Pour faire repartir la croissance, les gouvernements – tous les gouvernements – doivent cesser au plus vite leurs politiques d’austérité qui nourrissent le cercle vicieux austérité-récession-déficit-austérité. (Ce message vaut pour la France, qui s’engage aussi dans une voie sans issue.) Pour cela, les gouvernements doivent pouvoir à nouveau emprunter. Aujourd’hui, plusieurs d’entre eux ne peuvent plus emprunter, ou alors à des taux punitifs. Là encore, la BCE devra intervenir. Cette fois, elle devra garantir les dettes futures, à 100% pour que les marchés accordent des nouveaux prêts. Mais elle ne doit le faire qu’en échange de la certitude que l’ère des déficits publics est définitivement révolue. Elle devra exiger en contrepartie que chaque pays adopte une règle constitutionnelle qui interdit les déficits, non pas année après année, mais sur la longue période. Les solutions existent. Non pas la règle d’or à la française, vouée à l’échec pour des raisons présentées ici, mais une règle claire, simple et précise, comme le frein à l’endettement adopté par l’Allemagne et l’Espagne. De plus, le non-respect de la règle devra être accompagné par une suspension automatique de la garantie de la BCE. Là encore, l’opération sera sans coût pour la BCE, parce qu’il s’agit d’une garantie et non d’achats de dette.

Le point délicat est que des restructurations de dettes pourraient bien conduire quelques banques, et non des moindres, à la faillite. C’est bien la raison pour laquelle les marchés financiers, qui ont déjà intégré la certitude de défauts publics, sont tellement méfiants à l’égard des banques, en particulier des banques françaises. Tout comme les défauts sont inéluctables, quelques faillites de banques sont inévitables. La réponse fournie jusqu’à maintenant est le déni. La bonne réponse est de prévoir ce cas. Le FSFE pourra alors être appelé à la rescousse, c’est plus dans ses moyens (élargis). Le sauvetage de banques en faillite n’a aucune raison de se faire au détriment des contribuables. Pour faire court, le gouvernement doit racheter les banques à bas prix, les recapitaliser et les revendre ensuite à bon prix. La Suède dans les années 1990, et la Suisse très récemment, ont montré comment de tels sauvetages peuvent être lucratifs pour le contribuable.

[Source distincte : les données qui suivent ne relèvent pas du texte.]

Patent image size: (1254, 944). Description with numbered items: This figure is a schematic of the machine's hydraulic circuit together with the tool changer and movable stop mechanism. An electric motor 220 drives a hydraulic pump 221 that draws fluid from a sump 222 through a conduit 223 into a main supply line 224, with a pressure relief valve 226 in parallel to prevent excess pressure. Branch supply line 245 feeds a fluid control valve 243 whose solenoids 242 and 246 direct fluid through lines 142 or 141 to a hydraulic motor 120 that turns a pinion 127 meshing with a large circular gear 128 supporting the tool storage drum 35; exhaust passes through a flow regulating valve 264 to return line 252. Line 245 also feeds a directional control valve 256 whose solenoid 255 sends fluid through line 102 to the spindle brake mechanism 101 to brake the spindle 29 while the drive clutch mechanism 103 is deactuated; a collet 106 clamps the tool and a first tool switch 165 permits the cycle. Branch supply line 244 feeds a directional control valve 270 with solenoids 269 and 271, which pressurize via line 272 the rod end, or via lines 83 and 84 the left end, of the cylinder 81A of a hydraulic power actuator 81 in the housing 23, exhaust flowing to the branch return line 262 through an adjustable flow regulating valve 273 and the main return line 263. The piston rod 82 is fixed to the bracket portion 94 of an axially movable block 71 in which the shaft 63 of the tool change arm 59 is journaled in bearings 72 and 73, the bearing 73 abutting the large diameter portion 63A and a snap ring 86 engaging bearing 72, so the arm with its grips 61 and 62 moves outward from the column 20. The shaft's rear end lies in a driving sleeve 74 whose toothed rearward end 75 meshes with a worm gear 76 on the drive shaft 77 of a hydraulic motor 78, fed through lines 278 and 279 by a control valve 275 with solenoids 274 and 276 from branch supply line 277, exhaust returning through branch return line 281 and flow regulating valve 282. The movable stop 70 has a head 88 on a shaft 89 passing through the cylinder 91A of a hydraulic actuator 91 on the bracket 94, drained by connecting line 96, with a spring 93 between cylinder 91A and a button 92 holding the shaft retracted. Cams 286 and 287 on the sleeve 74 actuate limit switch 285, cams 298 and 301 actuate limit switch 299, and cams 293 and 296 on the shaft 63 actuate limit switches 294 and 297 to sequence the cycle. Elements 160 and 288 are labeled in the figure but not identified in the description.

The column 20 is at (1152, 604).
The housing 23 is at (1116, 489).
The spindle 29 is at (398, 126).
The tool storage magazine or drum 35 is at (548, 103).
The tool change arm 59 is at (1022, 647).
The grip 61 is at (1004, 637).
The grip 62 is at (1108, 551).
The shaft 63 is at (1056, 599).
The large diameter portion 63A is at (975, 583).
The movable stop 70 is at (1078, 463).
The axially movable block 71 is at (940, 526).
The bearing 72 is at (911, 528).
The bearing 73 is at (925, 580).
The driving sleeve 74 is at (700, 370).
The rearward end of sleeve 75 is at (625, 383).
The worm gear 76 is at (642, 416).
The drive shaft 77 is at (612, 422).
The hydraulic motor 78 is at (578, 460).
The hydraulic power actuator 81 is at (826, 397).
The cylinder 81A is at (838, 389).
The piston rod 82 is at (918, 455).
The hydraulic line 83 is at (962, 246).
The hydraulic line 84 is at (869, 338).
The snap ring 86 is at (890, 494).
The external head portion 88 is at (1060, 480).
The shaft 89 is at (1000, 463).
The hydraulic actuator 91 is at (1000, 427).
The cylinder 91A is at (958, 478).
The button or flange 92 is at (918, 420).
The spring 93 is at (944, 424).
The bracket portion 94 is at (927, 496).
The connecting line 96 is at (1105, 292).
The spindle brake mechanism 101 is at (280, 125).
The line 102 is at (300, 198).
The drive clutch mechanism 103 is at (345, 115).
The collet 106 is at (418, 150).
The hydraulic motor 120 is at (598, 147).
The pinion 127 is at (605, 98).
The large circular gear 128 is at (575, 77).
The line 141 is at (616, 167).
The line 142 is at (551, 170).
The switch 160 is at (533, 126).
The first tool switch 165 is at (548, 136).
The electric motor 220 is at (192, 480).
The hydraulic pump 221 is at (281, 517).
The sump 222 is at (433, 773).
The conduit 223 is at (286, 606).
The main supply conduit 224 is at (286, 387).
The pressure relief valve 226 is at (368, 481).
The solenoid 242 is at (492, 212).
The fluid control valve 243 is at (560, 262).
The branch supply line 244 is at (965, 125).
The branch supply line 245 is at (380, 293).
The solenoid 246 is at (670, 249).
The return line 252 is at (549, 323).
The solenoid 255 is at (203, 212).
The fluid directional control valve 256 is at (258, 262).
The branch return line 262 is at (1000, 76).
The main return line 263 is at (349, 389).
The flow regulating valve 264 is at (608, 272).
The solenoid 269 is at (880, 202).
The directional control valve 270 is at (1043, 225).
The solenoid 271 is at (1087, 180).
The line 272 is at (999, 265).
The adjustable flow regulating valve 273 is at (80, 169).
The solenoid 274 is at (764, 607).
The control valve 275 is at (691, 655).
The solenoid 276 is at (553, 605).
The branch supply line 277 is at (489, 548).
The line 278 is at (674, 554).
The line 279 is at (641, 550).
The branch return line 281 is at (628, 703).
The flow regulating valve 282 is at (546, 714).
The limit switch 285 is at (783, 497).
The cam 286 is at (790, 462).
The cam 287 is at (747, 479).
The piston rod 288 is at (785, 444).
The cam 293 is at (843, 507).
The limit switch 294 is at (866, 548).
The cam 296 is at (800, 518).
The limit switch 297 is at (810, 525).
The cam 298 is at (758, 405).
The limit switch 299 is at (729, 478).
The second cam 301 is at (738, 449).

Ce sont là, bien sûr, des mesures audacieuses. Mais personne ne peut imaginer que mettre un terme à la crise se fera en continuant les politiques timorées suivies depuis le début. Le plan proposé ici est robuste et de nature à mettre fin à la catastrophe qui s’amplifie tous les jours. Qu’il soit politiquement acceptable est une autre question, mais la responsabilité des politiques devant l’histoire est clairement engagée.